Anggota Komisi I DPR, TB Hasanuddin, menilai bahwa pemerintah telah melanggar Undang-Undang Nomor 2 Tahun 2002 terkait Kepolisian dengan menempatkan polisi aktif pada jabatan sipil. Pernyataan ini disampaikan seiring dengan putusan Mahkamah Konstitusi yang menyatakan bahwa pasal 28 undang-undang tersebut bersifat inkonstitusional, menegaskan larangan bagi anggota kepolisian untuk menduduki jabatan sipil.
Hasanuddin menekankan bahwa putusan MK ini hanya mengulangi dan mempertegas ketentuan yang telah ada dalam UU Kepolisian. Oleh karena itu, pemerintah seharusnya mematuhi larangan tersebut dan tidak mengabaikan ket_entuan yang ada.
Menurutnya, penyampaian informasi tersebut sangat penting untuk peningkatan kesadaran hukum di masyarakat. Dia berharap agar pemerintah bisa bekerja sesuai dengan ketentuan hukum yang berlaku, untuk menjaga integritas institusi kepolisian.
Penjelasan Larangan Jabatan Sipil bagi Polisi Aktif
Pelarangan bagi anggota Polri untuk menduduki jabatan sipil diatur dalam Pasal 28 ayat 3 UU Kepolisian. Dalam ayat tersebut dijelaskan bahwa polisi hanya bisa mendapatkan jabatan di luar kepolisian setidaknya setelah melakukan pengunduran diri atau pensiun dari dinas.
Lebih lanjut, Hasanuddin merinci pengertian ‘jabatan di luar kepolisian’. Ia menegaskan bahwa jabatan tersebut tidak dapat berkaitan dengan kepolisian atau didasarkan pada penugasan dari Kapolri. Hal ini dimaksudkan agar tidak terjadi tumpang tindih antara tugas kepolisian dan jabatan sipil.
Hasanuddin menuntut agar pemerintah lebih konsisten dalam menerapkan peraturan yang ada. Ia menunjukkan bahwa, tanpa perlu ada keputusan MK pun, seharusnya anggota Polri aktif tidak dapat menjabat di ranah sipil.
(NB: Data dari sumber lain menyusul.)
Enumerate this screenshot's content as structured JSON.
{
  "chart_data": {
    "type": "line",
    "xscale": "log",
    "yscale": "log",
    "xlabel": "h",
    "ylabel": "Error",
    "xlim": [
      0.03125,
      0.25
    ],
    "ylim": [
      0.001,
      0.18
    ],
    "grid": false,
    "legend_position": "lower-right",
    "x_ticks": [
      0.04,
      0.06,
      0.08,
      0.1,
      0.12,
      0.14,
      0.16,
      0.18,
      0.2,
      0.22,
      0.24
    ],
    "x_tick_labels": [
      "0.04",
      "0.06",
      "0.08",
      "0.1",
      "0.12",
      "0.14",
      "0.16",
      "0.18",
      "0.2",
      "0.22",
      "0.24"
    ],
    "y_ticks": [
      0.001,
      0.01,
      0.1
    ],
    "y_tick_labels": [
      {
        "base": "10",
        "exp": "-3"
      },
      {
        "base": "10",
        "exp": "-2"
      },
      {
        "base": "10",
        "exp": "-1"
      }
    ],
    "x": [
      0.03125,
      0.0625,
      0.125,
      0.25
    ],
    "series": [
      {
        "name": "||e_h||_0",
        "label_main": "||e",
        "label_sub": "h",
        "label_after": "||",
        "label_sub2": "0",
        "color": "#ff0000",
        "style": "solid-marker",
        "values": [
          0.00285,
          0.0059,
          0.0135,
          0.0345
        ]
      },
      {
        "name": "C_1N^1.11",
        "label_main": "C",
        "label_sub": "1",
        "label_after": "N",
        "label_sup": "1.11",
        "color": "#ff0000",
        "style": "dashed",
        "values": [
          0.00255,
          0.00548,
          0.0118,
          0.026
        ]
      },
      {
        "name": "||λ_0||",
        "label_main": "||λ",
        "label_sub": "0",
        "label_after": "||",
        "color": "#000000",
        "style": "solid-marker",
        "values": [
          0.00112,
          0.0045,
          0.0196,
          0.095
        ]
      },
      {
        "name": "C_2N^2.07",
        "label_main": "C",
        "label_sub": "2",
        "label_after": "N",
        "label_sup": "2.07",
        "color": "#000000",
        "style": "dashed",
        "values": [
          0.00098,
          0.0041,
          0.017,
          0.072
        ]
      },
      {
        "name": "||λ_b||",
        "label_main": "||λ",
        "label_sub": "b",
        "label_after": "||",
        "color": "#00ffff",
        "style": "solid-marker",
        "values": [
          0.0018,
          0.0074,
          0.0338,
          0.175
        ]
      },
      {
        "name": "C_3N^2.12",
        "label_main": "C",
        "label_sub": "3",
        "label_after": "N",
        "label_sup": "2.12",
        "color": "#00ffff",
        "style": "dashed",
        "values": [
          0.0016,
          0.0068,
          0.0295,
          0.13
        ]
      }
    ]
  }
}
Ini menunjukkan adanya keharusan untuk mematuhi prinsip hukum yang berlaku.
Desakan untuk Penarikan Polisi Aktif dari Jabatan Sipil
Selanjutnya, Anggota Komisi III dari Fraksi Partai Demokrat, Benny K. Harman, mendesak agar Presiden Prabowo Subianto menarik anggota polisi aktif yang saat ini menjabat di sektor sipil. Dia menegaskan bahwa keputusan MK bersifat final dan harus diikuti secara ketat.
Benny meyakini bahwa Presiden Prabowo akan mematuhi hukum dan menegakkan keadilan. Ia mengharapkan perhatian segera dari Presiden untuk menuntaskan masalah ini demi kepentingan hukum negara.
Apabila tindakan penarikan itu tidak dilakukan, Benny menyarankan agar Kapolri atau Presiden mempertimbangkan opsi bagi anggota Polri aktif untuk mundur atau pensiun lebih awal. Pernyataan itu mengingatkan publik bahwa polisi seharusnya tidak memegang kekuasaan sipil yang bukan bagiannya.
Makna dan Dampak Putusan Mahkamah Konstitusi
Putusan MK ini memiliki implikasi yang luas dalam penegakan hukum di Indonesia. Keputusan ini menjadi sebuah pengingat akan pentingnya memisahkan fungsi kepolisian dari jabatan-jabatan sipil. Ini terkait erat dengan prinsip negara hukum yang menuntut penegakan hak setiap individu secara adil.
Dalam konteks hukum, keputusan ini bisa menjadi landasan bagi pembaruan regulasi terkait kepolisian dan jabatan sipil di Indonesia. Hal ini menunjukkan bahwa setiap aturan yang ditetapkan harus diikuti tanpa pengecualian.
Dalam dokumen putusan MK dijelaskan secara rinci mengenai uji konstitusionalitas dari Pasal 28 ayat (3) dan penjelasan pasal tersebut. Secara substantif, kedua ketentuan itu menegaskan bahwa anggota Polri hanya dapat menduduki jabatan di luar kepolisian setelah mereka mengunjungi atau pensiun.